Here are some proven methods to get things going when you’re dealing with a decreased sex drive, so you don’t end up looking back at a sexless year of your relationship.
1. Begin With A Checkup
If you find yourself treating with your loved one the same way you treat a friend (or, if you live together, a roommate), then that’s a pretty solid sign that things need to change. However, the problem may not always be in your head. Rapini goes into detail by saying that “diseases such as hypertension, diabetes, obesity and hormonal imbalances can cause sexual issues in a relationship, causing you to feel like roommates more than lovers.” It’s easy for couples to get stuck in a certain routine and not think of pursuing a solution out of nothing more than pain or embarrassment. It’s not easy to admit you’re too depressed or tired to have sex, but that is a valid excuse.
2. Commit Your Time To Your Relationship, As Well As Your Fidelity
“Make changes at work and with your lifestyle. If you’re like two ships passing in the night, you’ll begin feeling alone, disconnected and passionless toward your partner.” One thing that’s been proven to work is a sex schedule. It may not sound sexy, but choosing a “date night” every week is good for sex, so says Dr. Prudence Hall of The Hall Centre in Santa Monica, California. “A date night, time away alone as a couple, time to talk, and lovemaking. Lovemaking needs to be viewed as a practice. We don’t always want to meditate or do our yoga, but we know how wonderful it is for us. Lovemaking can be viewed in a similar way. Schedule it and it is more likely to happen!”

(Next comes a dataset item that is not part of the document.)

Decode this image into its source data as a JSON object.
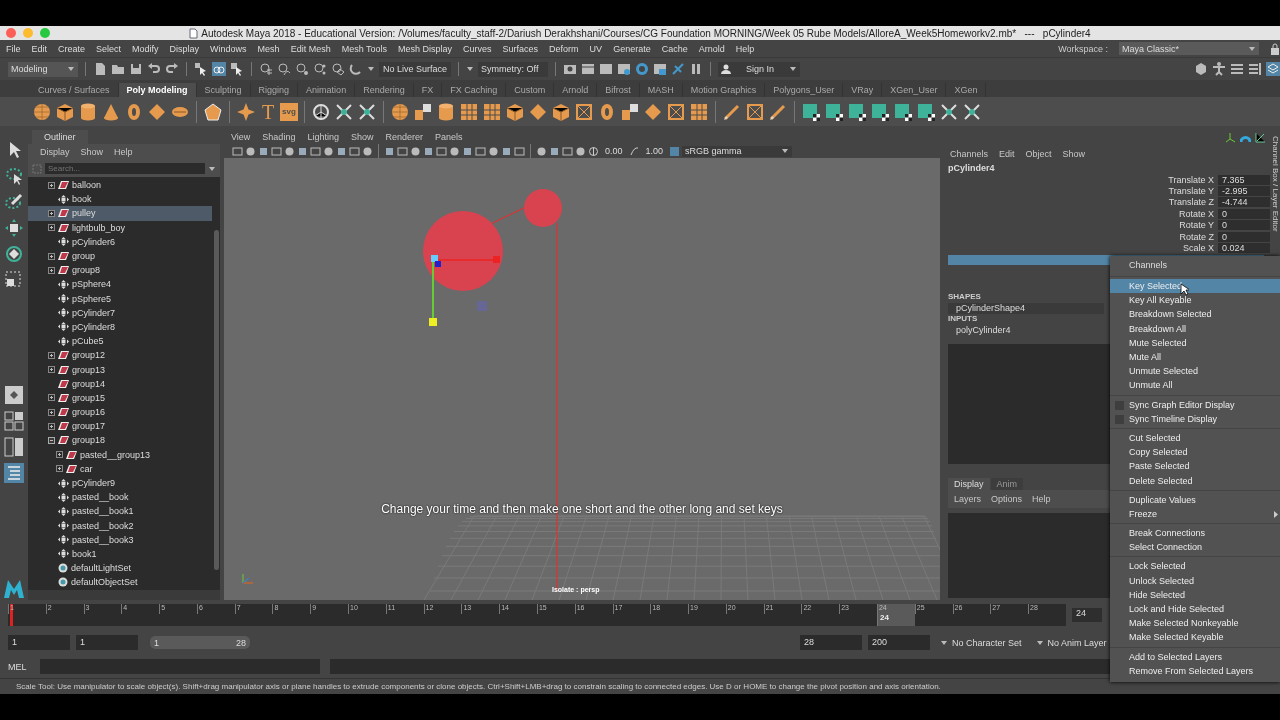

3. Commit To Romance On The Daily
“The more you touch your partner the more you’ll connect… spend time together skin to skin. Touch is the easiest way to reboot your sexual feelings,” insists Rapini. Never, ever doubt that those little things amount to romance. This can be as simple as making the effort to kiss each other goodbye in the mornings or holding hands during a movie, even buying each other presents. If you’re the kind of couple who spend every Christmas exchanging “practical” gifts like socks and belts, ditch the practicality for romance. Sexless relationships often occur when two people stop trying to fix the problem. Even trying a little bit in these instances can go a long way.
4. Talk To Someone!
There’s no reason to fear the musings of a licensed counsellor, obstetrician or urologist. These people get paid to help couples for a living and will help you realise that there is no sex problem that cannot be resolved if the couple is committed to having a vibrant sex life. Whether it’s talking through the issues, helping establish groundwork for moving forward, suggesting tips and tricks, or even prescribing medical solutions, experts can give you and your partner a practical way to fix things that you simply couldn’t come up with on your own.

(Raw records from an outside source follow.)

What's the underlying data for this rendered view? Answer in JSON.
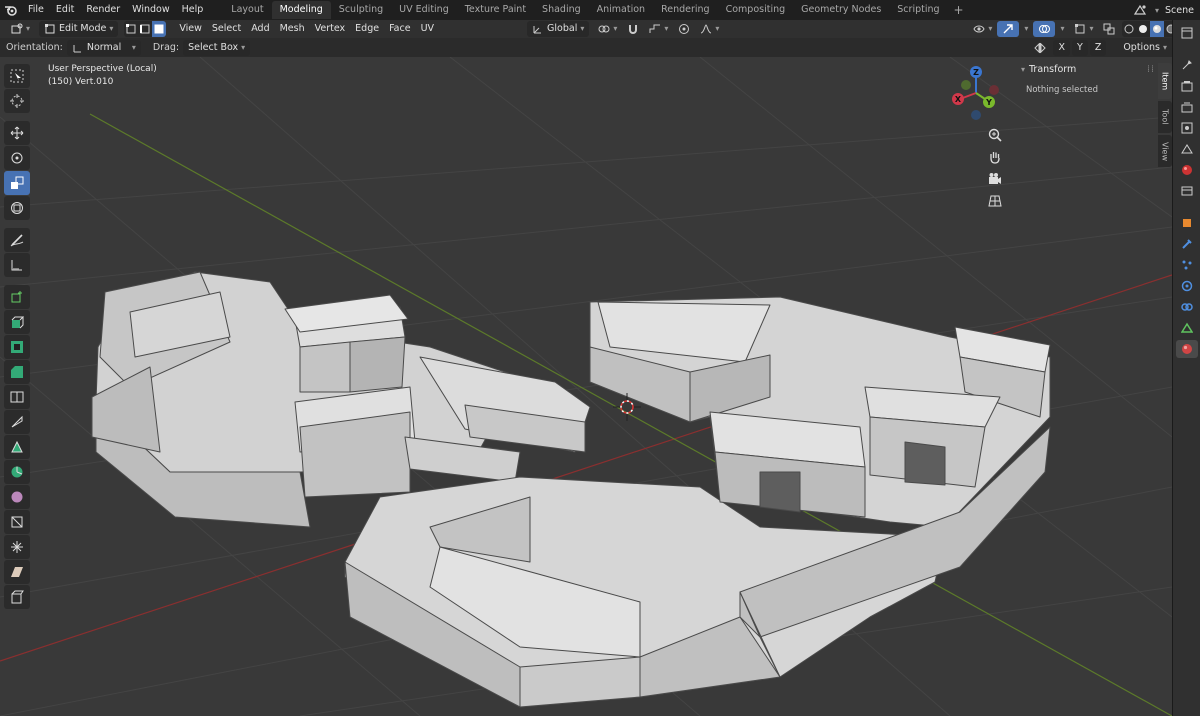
{
  "menu": [
    "File",
    "Edit",
    "Render",
    "Window",
    "Help"
  ],
  "workspaces": [
    {
      "label": "Layout",
      "active": false
    },
    {
      "label": "Modeling",
      "active": true
    },
    {
      "label": "Sculpting",
      "active": false
    },
    {
      "label": "UV Editing",
      "active": false
    },
    {
      "label": "Texture Paint",
      "active": false
    },
    {
      "label": "Shading",
      "active": false
    },
    {
      "label": "Animation",
      "active": false
    },
    {
      "label": "Rendering",
      "active": false
    },
    {
      "label": "Compositing",
      "active": false
    },
    {
      "label": "Geometry Nodes",
      "active": false
    },
    {
      "label": "Scripting",
      "active": false
    }
  ],
  "workspace_add": "+",
  "scene": {
    "name": "Scene"
  },
  "header": {
    "mode": "Edit Mode",
    "menus": [
      "View",
      "Select",
      "Add",
      "Mesh",
      "Vertex",
      "Edge",
      "Face",
      "UV"
    ],
    "transform_orientation": "Global"
  },
  "toolsettings": {
    "orientation_label": "Orientation:",
    "orientation_value": "Normal",
    "drag_label": "Drag:",
    "drag_value": "Select Box",
    "axes": [
      "X",
      "Y",
      "Z"
    ],
    "options_label": "Options"
  },
  "viewport": {
    "perspective": "User Perspective (Local)",
    "object_info": "(150) Vert.010"
  },
  "gizmo": {
    "x": "X",
    "y": "Y",
    "z": "Z"
  },
  "npanel": {
    "panel_title": "Transform",
    "message": "Nothing selected",
    "tabs": [
      {
        "label": "Item",
        "active": true
      },
      {
        "label": "Tool",
        "active": false
      },
      {
        "label": "View",
        "active": false
      }
    ]
  },
  "colors": {
    "accent": "#4772b3",
    "viewport_bg": "#393939",
    "mesh": "#d9d9d9"
  }
}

For instance, if it’s partly a medical/health issue, the solution could be relatively straightforward. “Women who turn to using an over-the-counter remedy such as a moisturiser or a prescription for local estrogen have found that there can be improvements to dryness, vaginal atrophy and menopausal symptoms associated,” says Rapini. “Also trying a silicone lubricant like Wet Platinum or Replens Silky Smooth enhances intimacy and allows for couples to enjoy sex without problems that can cause painful or ‘sandpaper’ sex.”

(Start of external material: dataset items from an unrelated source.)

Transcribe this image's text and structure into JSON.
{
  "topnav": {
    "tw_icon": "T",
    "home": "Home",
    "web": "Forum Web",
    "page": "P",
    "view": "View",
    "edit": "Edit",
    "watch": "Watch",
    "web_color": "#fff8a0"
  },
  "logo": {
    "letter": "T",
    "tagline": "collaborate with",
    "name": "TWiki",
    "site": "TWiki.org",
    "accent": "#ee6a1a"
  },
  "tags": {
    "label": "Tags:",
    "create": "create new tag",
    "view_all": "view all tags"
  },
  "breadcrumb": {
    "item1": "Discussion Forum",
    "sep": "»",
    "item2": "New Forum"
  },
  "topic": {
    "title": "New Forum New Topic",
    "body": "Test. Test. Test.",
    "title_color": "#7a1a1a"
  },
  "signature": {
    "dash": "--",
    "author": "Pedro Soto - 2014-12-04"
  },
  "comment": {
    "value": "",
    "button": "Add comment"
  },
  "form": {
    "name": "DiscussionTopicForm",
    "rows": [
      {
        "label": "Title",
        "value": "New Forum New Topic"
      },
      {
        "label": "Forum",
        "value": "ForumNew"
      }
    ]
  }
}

So, while the prospect of potentially uncovering more problems can be scary for a couple who’s already having issues, the obvious answer is to do it. More often than not, the problems can be fixed easily with a little bit of firm communication, a change in habits, and even a little bit of lube. And if that’s not enough, it might be time to turn to an expert. You have to keep in mind that a sexless relationship can only go on for so long before someone will break – which very well could end in breaking up or in infidelity. Counsellors, sex therapists and sexologists have done it all, seen everything, and can look at your relationship with an objective eye to get to the bottom of your problems. More than anything else, you just need to stay positive and remember there hardly any problems are unfixable – if you both commit to this, you’ll be having hot, earth-shattering, sex again in no time.